An instinctively shy and independent sort, the lanky young man blossomed in high school, where he was surrounded by a large circle of friends, said Taryn Roscoe of El Cajon, Calif., who counted him as her best friend. He participated in roller hockey leagues, and as a freshman and sophomore played wide receiver on the junior varsity football team at Granite Hills High School in El Cajon.

At 15, he discovered an unexpected interest in and talent for performing as a hip-hop music deejay at parties and school functions. "I thought, 'Oh, here's a passing fad,' " his mother said, "but someone had a party and rented deejay equipment for him -- and he was good. I refinanced my automobile and got him about $10,000 worth of deejay equipment. He did it for three years and actually did quite well. I thought he might really take off down that road, professionally, but his heart turned out not to really be in it. It was just fun to do as a teenager."

Perry entered his senior year of high school at loose ends about his future. The events of Sept. 11, however, instantly galvanized all his uncertainties into a single resolution: to join the Army and do his part for his country, which he saw was clearly headed for war.

Two months after graduating in June 2002, Perry embarked on a five-year enlistment and was trained as a military policeman. During his first tour in Iraq, he was awarded a Bronze Star Medal for valor. He was a few months into his second tour there when he was killed.

Perry was serving as a gunner on a Humvee. According to an e-mail his mother received from the wife of the vehicle's driver, the crew members were talking and laughing when they heard a distant pop and Perry suddenly was silent. Other units quickly created a defensive perimeter and tried to revive him, but he was already dead, his mother said.

"The knowledge that he died instantly is such a gift to us, and knowing my son, he wouldn't have chosen any other way than while having a good time with his buddies," she said. "He died instantly, and he died a hero. There's so much peace around that. All of that has helped us as a family tremendously."

Perry was assigned to the 21st Military Police Company, 16th Military Police Brigade, 18th Airborne Corps at Ft. Bragg, N.C.

He was scheduled to muster out of the Army in July, and he and his fiancee, Christina Wert of Fayetteville, N.C., had set July 16 as their wedding date.

His mother said he intended to join the U.S. Border Patrol after leaving the military "and do something good in his home state."

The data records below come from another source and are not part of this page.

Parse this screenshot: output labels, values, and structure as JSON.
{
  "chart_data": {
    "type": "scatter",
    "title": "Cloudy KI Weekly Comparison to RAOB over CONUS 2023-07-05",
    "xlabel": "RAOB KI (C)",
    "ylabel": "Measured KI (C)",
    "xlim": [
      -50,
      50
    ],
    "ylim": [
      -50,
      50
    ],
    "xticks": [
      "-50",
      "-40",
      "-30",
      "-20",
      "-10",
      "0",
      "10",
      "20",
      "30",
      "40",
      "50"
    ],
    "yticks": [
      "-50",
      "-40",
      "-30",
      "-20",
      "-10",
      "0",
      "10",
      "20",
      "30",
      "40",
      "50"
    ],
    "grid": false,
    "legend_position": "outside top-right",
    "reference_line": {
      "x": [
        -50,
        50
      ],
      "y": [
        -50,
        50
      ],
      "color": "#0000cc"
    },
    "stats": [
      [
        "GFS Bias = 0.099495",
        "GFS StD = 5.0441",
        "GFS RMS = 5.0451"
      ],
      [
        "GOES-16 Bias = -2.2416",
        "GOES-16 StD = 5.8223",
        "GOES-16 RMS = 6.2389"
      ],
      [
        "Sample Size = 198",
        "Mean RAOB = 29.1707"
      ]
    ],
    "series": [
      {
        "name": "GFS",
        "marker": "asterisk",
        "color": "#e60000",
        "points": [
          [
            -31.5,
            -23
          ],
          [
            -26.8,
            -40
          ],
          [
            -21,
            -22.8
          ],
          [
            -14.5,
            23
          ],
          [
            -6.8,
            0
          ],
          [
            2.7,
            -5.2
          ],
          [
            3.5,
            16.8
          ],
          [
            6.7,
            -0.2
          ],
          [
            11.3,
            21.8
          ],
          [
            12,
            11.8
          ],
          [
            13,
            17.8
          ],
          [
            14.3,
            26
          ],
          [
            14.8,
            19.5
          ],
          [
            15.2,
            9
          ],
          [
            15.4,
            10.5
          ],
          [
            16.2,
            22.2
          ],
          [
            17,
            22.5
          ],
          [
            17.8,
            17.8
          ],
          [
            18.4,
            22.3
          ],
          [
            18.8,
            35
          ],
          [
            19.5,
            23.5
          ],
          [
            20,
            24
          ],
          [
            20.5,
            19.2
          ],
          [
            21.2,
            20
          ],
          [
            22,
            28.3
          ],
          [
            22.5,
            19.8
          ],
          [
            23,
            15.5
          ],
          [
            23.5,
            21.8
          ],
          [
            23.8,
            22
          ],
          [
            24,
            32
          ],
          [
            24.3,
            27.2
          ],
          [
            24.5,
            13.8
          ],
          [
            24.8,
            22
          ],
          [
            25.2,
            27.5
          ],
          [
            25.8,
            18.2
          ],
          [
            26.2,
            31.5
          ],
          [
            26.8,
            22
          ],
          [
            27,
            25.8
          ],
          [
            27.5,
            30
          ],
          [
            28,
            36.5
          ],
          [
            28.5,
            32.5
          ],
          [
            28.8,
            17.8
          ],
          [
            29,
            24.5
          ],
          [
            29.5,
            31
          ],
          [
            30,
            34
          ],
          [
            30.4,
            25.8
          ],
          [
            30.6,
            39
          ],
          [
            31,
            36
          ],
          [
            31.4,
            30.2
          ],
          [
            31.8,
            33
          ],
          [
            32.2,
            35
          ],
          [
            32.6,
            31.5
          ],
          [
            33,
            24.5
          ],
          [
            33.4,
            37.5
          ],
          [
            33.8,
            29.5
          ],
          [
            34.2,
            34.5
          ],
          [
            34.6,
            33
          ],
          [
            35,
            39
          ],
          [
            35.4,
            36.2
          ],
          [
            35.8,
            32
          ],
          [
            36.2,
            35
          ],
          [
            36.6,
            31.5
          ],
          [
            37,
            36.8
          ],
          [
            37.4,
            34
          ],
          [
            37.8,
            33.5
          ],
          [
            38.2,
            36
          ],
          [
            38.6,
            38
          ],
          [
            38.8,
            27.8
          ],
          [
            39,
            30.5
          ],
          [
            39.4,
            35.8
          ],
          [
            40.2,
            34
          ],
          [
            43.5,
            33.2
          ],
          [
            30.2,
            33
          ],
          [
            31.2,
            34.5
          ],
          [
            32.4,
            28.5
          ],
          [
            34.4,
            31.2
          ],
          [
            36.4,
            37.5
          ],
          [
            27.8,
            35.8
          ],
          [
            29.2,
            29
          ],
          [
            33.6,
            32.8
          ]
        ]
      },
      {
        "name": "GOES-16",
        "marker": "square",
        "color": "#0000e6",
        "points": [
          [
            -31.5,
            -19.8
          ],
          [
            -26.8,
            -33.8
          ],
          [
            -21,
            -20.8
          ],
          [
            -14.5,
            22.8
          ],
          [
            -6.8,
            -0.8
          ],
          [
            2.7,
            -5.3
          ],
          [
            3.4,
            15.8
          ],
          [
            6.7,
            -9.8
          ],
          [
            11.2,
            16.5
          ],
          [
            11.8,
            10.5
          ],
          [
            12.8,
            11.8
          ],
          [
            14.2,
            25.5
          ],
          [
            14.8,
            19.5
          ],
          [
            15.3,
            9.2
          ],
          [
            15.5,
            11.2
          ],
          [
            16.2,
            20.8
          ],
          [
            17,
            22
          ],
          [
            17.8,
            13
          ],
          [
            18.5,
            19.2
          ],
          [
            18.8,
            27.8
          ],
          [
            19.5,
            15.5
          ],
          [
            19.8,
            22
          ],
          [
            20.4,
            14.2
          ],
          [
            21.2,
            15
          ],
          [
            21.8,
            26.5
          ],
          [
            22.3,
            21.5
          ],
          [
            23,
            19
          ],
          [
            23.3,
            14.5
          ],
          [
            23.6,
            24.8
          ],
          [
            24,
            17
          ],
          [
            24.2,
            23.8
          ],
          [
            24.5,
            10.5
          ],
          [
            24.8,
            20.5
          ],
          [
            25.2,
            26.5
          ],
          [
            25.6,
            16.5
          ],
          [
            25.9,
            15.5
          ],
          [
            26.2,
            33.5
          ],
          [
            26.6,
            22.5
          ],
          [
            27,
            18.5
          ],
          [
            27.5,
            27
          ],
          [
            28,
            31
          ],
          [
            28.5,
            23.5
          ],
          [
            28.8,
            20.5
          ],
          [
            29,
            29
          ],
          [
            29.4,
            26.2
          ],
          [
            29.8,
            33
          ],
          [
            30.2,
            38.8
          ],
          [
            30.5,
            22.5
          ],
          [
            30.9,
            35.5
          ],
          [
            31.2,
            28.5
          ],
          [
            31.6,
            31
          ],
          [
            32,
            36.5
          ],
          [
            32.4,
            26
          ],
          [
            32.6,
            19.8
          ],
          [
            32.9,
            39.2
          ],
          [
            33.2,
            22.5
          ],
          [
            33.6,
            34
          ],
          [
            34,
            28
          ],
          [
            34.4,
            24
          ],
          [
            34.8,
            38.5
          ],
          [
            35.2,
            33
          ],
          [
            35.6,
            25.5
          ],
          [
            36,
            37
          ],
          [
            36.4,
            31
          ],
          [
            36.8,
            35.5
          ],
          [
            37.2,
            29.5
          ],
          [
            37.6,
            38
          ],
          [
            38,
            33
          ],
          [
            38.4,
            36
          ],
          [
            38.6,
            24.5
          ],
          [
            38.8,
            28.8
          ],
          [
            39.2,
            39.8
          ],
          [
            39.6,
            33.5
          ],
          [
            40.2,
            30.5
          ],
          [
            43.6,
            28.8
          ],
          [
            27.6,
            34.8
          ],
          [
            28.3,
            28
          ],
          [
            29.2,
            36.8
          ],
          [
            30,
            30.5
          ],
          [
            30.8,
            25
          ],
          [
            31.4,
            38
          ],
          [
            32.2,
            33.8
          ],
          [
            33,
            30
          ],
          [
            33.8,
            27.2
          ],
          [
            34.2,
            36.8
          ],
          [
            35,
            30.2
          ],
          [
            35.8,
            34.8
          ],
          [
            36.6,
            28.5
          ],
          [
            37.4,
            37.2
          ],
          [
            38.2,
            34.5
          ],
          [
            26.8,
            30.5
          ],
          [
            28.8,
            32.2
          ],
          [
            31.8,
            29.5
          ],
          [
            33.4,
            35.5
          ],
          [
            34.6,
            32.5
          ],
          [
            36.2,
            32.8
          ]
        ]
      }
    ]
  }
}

His friend Taryn Roscoe said she'd grown used to the thought that whenever Perry returned home "you never knew if that was the last time you were going to see him."

Roscoe last saw Perry in June, when he returned home to Alpine, Calif., after a member of their wide circle of friends had taken his own life. The friends had gathered at Viejas Casino in Alpine, not so much to mourn the deceased as to take comfort in one another's company, she said.

After learning of Perry's death, Roscoe put out the word to the same group, and two days later 25 friends assembled again at the casino, this time to honor the soldier.

"We just kind of got together, not really to talk about it, but to be in the presence of all our close friends and his, and he had a lot of friends," she said.

In addition to his mother, Perry is survived by his father, Everett Perry, and stepmother, Melissa Perry, of Riverbank in the Central Valley; his stepfather, Vernon Torres of Alpine;, and two half brothers, Tyler and Devin Perry.

A funeral service with military honors was to have been held Saturday at Sonrise Community Church in Santee, Calif. Perry was to be buried at Ft. Rosecrans National Cemetery in San Diego.